Maar opnieuw geen flauw idee hoe ik dit moet ensceneren. En lieve lezer (nummer twee heeft nu pas door dat ik niks over Benjamin Verdonck zeg en iets anders interesseert haar niet), je kunt je afvragen waarom. Waarom die noodzaak om dat soort dingen op scène te zetten? En het antwoord is dat ik het niet weet. Noem het obsessie of profileringdrang of 'omdat niemand anders het doet' of 'omdat het zou moeten kunnen, anders heeft theater voor mij alle relevantie verloren' of gewoon goesting. Ik kan niet verklaren waarom ik liever 'Silent Hill 4, the room' wil regisseren dan welke Tsjechov dan ook. Misschien is het gewoon een latent puberale reflex, geen desinteresse in andere makers, maar in theater zelf, wat een drang tot misbruik van het medium met zich meesleurt.

Volgens zelfverzonnen studies heeft iedere theatermaker ongeveer zeven jaar om zich te bewijzen, daarna wordt hij ofwel opgeslokt door grote huizen om de voorstellingen te maken die hij als theaterstudent zelf afgrijselijk vond ofwel maakt hij voorstellingen die middelmatig genoeg zijn om niet te moeten stoppen ofwel bereikt hij een onafhankelijke status om te doen wat hij wil doen met grote en kleine huizen als onmondige producenten. Daarna is het aftellen voor hij door een volgende generatie als passé en irrelevant wordt beschouwd en gewoon terugvalt op ouwe glorie en gekende trucs. Het zijn maar studies natuurlijk, andere onbestaande studies zeggen juist dat alles oké is en alles oké blijft als we gewoon verder doen zoals we bezig zijn.
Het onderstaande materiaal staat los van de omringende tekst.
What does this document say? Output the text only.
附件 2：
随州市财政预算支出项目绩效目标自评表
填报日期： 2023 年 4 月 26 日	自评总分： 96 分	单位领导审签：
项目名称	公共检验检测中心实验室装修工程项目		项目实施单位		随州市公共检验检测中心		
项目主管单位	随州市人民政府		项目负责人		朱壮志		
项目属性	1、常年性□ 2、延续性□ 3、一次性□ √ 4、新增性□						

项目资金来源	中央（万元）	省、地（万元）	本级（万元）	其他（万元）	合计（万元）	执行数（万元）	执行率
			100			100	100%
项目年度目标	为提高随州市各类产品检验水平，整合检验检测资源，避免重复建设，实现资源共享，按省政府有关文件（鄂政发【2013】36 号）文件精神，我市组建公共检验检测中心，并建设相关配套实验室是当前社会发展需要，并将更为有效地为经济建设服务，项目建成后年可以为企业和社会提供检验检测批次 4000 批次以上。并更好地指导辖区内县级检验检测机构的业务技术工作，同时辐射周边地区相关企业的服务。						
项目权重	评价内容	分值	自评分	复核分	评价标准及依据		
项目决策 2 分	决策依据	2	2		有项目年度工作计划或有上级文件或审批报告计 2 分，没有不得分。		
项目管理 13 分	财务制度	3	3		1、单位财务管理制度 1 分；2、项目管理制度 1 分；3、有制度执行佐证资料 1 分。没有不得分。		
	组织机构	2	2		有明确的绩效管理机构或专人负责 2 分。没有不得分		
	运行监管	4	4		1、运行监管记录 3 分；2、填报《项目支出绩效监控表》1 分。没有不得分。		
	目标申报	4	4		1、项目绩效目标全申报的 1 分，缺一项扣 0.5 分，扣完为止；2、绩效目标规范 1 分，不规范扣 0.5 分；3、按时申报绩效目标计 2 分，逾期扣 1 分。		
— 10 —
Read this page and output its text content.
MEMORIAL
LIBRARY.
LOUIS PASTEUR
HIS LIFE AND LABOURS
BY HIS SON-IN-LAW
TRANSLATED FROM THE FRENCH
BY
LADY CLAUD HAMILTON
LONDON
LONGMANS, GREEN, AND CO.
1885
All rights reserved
Ik ben een door het RITS afgeleverde theatermaker met nog een vijftal ideeën die hopelijk ooit theatraal driedimensionaal worden en dan tien keer gespeeld worden in de usual suspect huizen, daarna stop ik in het volle besef dat theater maken nooit bedoeld is om een levenslange carrière te zijn. In mijn fantasie zie ik hoe iedere maker en regisseur na het voltooien van hun droomprojecten er gewoon mee kapt en kuddes verwarde acteurs en actrices achterlaat die wildvreemden vastklampen met de vraag 'ben ik concreet aan het klappen?' of, nog erger zelfs, dan maar als spelerscollectief zelf stukken maken. De horror, de horror.

Lieve lezer nummer nul (de enige lezer voelt een moraal van het verhaal opkomen en heeft daar geen zin in), maak alstublieft enkel de dingen die je tot op het obsessieve af wil maken, want zoveel tijd om iets te betekenen is er niet.